4. Writers Have Described the Gorgons in Different Ways
As with many characters in Greek mythology, different writers have described the Gorgons in varying ways. In very early examples of mythology, including those written by Homer, there is only one Gorgon. Ancient Greek writer Hesiod wrote some of the most popular and widespread versions of Greek myth, and it is in his version of events that we find the three Gorgons Stheno, Euryale and Medusa. Later, the early Roman writer Ovid expanded on Hesiod’s version of the Gorgon’s myth. In his story, Medusa was born as the beautiful sister to two Gorgons, but she was later transformed by the goddess Athena into a hideous monster like her sisters after being brutally raped by Poseidon in Athena’s temple. In Ovid’s version of events, it was only Medusa who possessed the strange power to turn onlookers into stone.

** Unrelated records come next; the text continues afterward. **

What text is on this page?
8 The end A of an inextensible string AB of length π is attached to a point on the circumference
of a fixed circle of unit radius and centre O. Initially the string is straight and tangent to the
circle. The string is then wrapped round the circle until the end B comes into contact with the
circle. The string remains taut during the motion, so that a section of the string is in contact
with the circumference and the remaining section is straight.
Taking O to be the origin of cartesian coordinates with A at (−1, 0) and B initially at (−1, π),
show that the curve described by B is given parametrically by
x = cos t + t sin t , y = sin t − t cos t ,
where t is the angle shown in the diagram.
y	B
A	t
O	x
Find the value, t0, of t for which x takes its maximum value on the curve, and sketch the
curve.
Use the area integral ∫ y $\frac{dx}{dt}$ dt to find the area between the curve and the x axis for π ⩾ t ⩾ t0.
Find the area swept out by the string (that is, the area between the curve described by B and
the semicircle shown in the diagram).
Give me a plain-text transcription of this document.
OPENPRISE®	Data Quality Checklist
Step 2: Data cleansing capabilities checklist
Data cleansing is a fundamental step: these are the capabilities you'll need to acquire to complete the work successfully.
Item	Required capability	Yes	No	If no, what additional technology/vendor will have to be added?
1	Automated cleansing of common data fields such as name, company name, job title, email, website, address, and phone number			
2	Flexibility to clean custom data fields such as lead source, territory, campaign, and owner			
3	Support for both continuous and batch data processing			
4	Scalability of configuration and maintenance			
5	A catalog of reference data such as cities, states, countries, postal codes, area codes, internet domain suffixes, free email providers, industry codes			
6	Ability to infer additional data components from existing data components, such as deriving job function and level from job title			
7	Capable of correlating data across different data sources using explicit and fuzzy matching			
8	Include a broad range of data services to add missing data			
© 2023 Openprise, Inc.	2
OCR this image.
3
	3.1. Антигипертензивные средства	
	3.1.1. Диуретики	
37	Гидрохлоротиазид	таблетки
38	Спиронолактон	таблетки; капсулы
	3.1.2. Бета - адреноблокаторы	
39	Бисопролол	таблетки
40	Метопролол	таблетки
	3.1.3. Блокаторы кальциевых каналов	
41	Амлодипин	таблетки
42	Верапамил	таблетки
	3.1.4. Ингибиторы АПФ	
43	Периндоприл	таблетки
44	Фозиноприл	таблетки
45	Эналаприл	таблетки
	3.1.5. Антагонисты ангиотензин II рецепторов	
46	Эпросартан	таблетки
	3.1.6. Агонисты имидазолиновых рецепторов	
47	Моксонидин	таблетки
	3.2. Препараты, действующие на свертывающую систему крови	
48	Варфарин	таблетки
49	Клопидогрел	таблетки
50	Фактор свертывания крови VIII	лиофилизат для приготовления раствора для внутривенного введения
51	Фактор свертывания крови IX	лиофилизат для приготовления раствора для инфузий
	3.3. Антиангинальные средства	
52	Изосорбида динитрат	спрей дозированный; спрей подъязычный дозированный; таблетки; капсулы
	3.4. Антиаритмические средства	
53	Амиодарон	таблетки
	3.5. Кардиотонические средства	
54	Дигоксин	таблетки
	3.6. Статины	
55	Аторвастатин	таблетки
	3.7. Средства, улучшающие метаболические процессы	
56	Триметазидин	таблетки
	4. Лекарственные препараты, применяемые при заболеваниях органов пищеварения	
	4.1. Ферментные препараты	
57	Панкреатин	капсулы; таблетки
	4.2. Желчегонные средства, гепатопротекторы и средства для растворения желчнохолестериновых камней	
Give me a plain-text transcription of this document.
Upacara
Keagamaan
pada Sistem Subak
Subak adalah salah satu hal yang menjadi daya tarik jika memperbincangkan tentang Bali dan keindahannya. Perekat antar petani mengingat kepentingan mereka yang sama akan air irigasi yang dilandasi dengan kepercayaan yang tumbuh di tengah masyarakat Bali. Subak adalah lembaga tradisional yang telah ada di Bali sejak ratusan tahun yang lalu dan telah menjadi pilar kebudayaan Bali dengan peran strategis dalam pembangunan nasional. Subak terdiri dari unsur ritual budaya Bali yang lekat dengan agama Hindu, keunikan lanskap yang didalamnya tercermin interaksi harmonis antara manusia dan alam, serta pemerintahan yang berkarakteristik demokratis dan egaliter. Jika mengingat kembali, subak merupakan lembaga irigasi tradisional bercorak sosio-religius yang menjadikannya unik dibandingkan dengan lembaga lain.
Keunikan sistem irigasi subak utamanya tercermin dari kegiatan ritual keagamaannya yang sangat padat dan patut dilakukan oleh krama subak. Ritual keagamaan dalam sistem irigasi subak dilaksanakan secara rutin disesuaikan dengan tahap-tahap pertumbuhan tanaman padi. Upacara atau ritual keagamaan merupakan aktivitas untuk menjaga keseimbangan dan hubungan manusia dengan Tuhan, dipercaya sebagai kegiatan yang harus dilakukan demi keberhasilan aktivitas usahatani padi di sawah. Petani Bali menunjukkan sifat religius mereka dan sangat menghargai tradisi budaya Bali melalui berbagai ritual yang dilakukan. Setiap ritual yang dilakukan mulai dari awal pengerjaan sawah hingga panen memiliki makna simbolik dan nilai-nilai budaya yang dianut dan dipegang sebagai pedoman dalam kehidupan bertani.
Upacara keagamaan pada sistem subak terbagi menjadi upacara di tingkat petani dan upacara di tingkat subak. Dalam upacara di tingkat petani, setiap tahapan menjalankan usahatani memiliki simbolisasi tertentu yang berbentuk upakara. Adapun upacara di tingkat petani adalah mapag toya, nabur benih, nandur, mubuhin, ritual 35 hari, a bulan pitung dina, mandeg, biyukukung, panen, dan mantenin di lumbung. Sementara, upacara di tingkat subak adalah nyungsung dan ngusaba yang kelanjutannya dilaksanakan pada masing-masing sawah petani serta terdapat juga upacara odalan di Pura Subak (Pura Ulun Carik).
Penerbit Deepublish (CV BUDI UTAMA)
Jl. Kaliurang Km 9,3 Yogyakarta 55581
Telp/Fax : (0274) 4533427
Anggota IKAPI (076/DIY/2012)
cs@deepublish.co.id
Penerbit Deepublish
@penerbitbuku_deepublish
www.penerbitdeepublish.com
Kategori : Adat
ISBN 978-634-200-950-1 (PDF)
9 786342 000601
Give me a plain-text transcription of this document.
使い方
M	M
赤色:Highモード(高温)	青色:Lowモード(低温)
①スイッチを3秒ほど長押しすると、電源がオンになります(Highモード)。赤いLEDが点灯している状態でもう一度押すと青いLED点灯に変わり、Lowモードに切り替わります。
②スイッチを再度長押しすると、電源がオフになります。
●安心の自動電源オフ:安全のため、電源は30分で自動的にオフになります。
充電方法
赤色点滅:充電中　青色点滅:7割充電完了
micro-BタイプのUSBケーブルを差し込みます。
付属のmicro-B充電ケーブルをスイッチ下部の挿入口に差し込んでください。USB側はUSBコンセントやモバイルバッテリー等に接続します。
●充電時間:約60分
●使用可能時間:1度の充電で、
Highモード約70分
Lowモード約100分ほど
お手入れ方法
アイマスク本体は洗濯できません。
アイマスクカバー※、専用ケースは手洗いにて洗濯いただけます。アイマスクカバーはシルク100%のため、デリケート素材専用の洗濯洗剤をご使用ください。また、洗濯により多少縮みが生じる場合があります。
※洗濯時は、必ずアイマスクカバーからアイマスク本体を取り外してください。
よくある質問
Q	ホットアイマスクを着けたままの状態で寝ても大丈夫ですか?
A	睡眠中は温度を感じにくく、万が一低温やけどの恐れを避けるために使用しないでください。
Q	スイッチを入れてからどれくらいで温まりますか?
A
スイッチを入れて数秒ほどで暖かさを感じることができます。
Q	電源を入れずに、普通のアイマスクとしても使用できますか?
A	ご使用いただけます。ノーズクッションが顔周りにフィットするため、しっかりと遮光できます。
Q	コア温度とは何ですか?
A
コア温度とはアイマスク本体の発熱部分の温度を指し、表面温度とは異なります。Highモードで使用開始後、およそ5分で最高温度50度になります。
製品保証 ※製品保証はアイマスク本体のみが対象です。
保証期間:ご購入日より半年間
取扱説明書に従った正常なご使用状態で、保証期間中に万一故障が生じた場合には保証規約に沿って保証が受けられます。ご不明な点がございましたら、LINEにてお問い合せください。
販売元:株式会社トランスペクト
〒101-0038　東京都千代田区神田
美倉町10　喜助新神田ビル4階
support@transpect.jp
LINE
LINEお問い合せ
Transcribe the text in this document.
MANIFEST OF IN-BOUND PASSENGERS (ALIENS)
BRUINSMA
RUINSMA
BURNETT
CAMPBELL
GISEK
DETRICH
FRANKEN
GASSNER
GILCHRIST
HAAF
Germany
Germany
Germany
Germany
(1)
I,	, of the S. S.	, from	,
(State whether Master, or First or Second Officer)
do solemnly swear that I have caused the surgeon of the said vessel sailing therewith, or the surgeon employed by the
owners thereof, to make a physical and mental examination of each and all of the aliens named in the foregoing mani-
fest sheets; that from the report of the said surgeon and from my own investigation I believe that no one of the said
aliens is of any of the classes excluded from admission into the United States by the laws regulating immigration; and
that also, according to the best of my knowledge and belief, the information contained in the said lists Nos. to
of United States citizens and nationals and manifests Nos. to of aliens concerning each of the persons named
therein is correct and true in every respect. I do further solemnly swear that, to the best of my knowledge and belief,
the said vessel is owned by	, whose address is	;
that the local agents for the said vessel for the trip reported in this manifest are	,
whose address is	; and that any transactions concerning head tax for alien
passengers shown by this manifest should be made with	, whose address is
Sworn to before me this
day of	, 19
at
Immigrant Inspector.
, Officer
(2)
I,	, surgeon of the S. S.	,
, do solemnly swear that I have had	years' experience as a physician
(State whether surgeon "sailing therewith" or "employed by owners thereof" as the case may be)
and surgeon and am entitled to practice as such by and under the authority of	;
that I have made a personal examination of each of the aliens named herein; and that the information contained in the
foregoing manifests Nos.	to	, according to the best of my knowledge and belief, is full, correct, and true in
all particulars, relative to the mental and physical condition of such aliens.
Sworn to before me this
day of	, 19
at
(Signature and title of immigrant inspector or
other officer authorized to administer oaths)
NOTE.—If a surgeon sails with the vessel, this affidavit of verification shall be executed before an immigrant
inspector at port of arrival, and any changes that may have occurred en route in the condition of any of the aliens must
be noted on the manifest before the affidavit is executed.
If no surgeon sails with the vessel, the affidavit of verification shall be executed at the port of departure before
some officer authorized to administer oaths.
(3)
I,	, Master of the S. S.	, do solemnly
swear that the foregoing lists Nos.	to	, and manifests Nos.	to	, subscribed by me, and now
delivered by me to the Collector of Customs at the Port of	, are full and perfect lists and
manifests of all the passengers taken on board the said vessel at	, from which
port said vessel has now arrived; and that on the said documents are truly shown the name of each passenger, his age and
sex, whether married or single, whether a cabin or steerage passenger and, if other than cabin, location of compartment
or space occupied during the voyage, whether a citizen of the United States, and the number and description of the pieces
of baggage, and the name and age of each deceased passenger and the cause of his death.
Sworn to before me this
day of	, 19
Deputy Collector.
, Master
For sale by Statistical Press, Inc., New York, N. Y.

5. Stheno and Euryale Were Immortal (Unlike Medusa)
Curiously, in many Greek myths Medusa is described as being mortal, while her two sisters Stheno and Euryale are immortal and entirely indestructible. Stheno, in particular was said to be the deadliest of the three, killing more men alone than the other two sisters combined. It is Medusa’s mortality that allows her to be destroyed by Perseus on his near-impossible quest set by King Polydectes.
6. The Gorgons Lived in a Hidden, Mysterious Location
Where the Gorgons lived was a closely guarded secret kept by the Gorgon’s three weird sisters the Graeae. Ancient writers described various different locations for this mystical, dangerous location that would only be stumbled upon by unwitting travelers. Some have said Tithrasos in Libya, while others wrote of their home in an island group known as the Gorgades in the Aethiopian Sea. Once Perseus had found their location, however, and destroyed Medusa, some accounts of their tale suggest they moved to the Underworld to cause even more pain and misery to unsuspecting victims.